The race to build the smartest AI is getting complicated. Benchmarks designed to measure the coding prowess of cutting-edge models, like agentic coding benchmarks such as SWE-bench and Terminal-Bench, often show top models separated by mere percentage points. These scores are treated as gospel for deciding which AI to deploy, but new research reveals a significant flaw: the underlying infrastructure can distort results more than the models themselves.
Internal experiments found that simply changing the server resources allocated to resource configuration impact, specifically on Terminal-Bench 2.0, created a 6-percentage-point difference in scores. This gap is wider than the margin separating leading AI models.
Beyond Static Scores
Unlike traditional benchmarks that score output directly, agentic coding evaluations involve complex, multi-turn interactions. AI models write code, run tests, and install dependencies within a dynamic environment. This means the runtime isn't just a passive box; it's an active participant in the problem-solving process.
Two AIs running the same task aren't necessarily taking the same test if their resource budgets and time limits differ. Even benchmark developers are acknowledging this. Terminal-Bench 2.0 now suggests per-task CPU and RAM recommendations, but simply suggesting resources isn't the same as enforcing them consistently, and how they're enforced matters.
The Kubernetes Conundrum
Researchers running Terminal-Bench 2.0 on Google Kubernetes Engine noticed discrepancies between their scores and the official leaderboard, alongside a high rate of infrastructure-related failures—up to 6% of tasks failed due to pod errors, unrelated to the AI's coding ability.
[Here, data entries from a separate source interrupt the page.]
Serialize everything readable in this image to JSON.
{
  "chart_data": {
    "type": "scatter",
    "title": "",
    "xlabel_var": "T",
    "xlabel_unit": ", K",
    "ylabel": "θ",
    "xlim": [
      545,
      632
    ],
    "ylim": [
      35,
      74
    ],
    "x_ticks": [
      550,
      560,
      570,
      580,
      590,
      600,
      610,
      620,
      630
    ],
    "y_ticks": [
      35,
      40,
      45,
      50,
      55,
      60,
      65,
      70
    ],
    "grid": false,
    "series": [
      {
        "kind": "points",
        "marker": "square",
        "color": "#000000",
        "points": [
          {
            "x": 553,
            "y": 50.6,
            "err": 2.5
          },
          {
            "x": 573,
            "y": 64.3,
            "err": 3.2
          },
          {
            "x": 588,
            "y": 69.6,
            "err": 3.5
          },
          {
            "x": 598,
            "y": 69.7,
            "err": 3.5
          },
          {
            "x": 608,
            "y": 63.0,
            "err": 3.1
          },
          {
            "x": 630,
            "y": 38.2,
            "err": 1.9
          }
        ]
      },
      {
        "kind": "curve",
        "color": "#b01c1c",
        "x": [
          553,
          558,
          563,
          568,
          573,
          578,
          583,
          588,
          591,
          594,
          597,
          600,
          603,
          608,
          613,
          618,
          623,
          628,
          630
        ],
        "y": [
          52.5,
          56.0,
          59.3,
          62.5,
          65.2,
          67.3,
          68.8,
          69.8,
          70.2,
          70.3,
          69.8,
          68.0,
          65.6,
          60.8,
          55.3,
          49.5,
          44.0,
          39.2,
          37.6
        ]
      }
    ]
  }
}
The issue stemmed from resource enforcement. Their Kubernetes setup treated resource specifications as both a guaranteed minimum and a hard kill limit. This left no headroom for temporary resource spikes. A momentary surge in memory could crash a container that would have otherwise succeeded.
The Terminal-Bench leaderboard, by contrast, uses a different sandboxing provider that is more lenient, allowing temporary over-allocation. This favors infrastructural stability but might mask true model limitations.
Quantifying the Infrastructure Effect
To measure the impact, researchers tested Terminal-Bench 2.0 across six different resource configurations, from strict enforcement to completely uncapped resources, keeping the AI model, harness, and tasks identical.
Success rates climbed with increased resource headroom. Infrastructure errors dropped significantly, from 5.8% with strict enforcement down to 0.5% when uncapped. The jump in success rates became more pronounced above a 3x resource allocation.
Between 3x and uncapped resources, success rates jumped nearly 4 percentage points while infrastructure errors decreased an additional 1.6 percentage points. This suggests that the extra resources allowed the AI to tackle more complex approaches, like installing large dependencies or running memory-intensive tests.
When Limits Change the Game
Up to roughly 3x the recommended resources, additional headroom primarily fixed infrastructure reliability issues, preventing spurious crashes. Above this threshold, however, the extra resources actively helped the AI solve problems it couldn't before.
This means tight resource limits can inadvertently reward efficiency, while generous limits favor AIs that can leverage more computational power. An AI that writes lean code will excel under strict constraints, while one that uses brute force with heavy tools will do better with ample resources.
Consider the `bn-fit-modify` task. Some models attempt to install a large Python data science stack. Under generous limits, this works. Under strict limits, the container runs out of memory during installation, before the AI even writes code. A leaner strategy exists, but the resource configuration dictates which approach succeeds.
Across Benchmarks and Beyond
This effect was replicated across different Anthropic models and also observed, though to a lesser extent, on SWE-bench. Increasing RAM on SWE-bench tasks led to higher scores, indicating that resource allocation isn't neutral even on less demanding benchmarks.
Other factors like time limits, cluster health, and even network bandwidth can also introduce variance. Agentic evaluations are end-to-end system tests, and any component can act as a confounder. Pass rates have even been anecdotally observed to fluctuate with the time of day due to API latency variations.
Recommendations for Rigor
Ideally, evals should run on identical hardware. Practically, this is difficult. Researchers recommend that benchmarks specify both guaranteed resource allocations and hard kill limits separately, rather than a single value.
This provides containers with breathing room to avoid unwarranted crashes while still enforcing a ceiling. A 3x ceiling over per-task specs, for example, significantly reduced infrastructure errors while keeping score lifts within noise margins, largely neutralizing the infrastructure confounder without removing meaningful resource pressure.
The implications are significant. A few-point lead on a leaderboard might reflect genuine AI capability or simply better-resourced infrastructure. Without standardized and transparent reporting of setup configurations, interpreting benchmark results requires skepticism.
For AI labs, resource configuration must be a first-class experimental variable. For benchmark maintainers, specifying enforcement methodology is key. For consumers of these results, small score differences should be viewed with caution until the evaluation setup is fully documented and matched.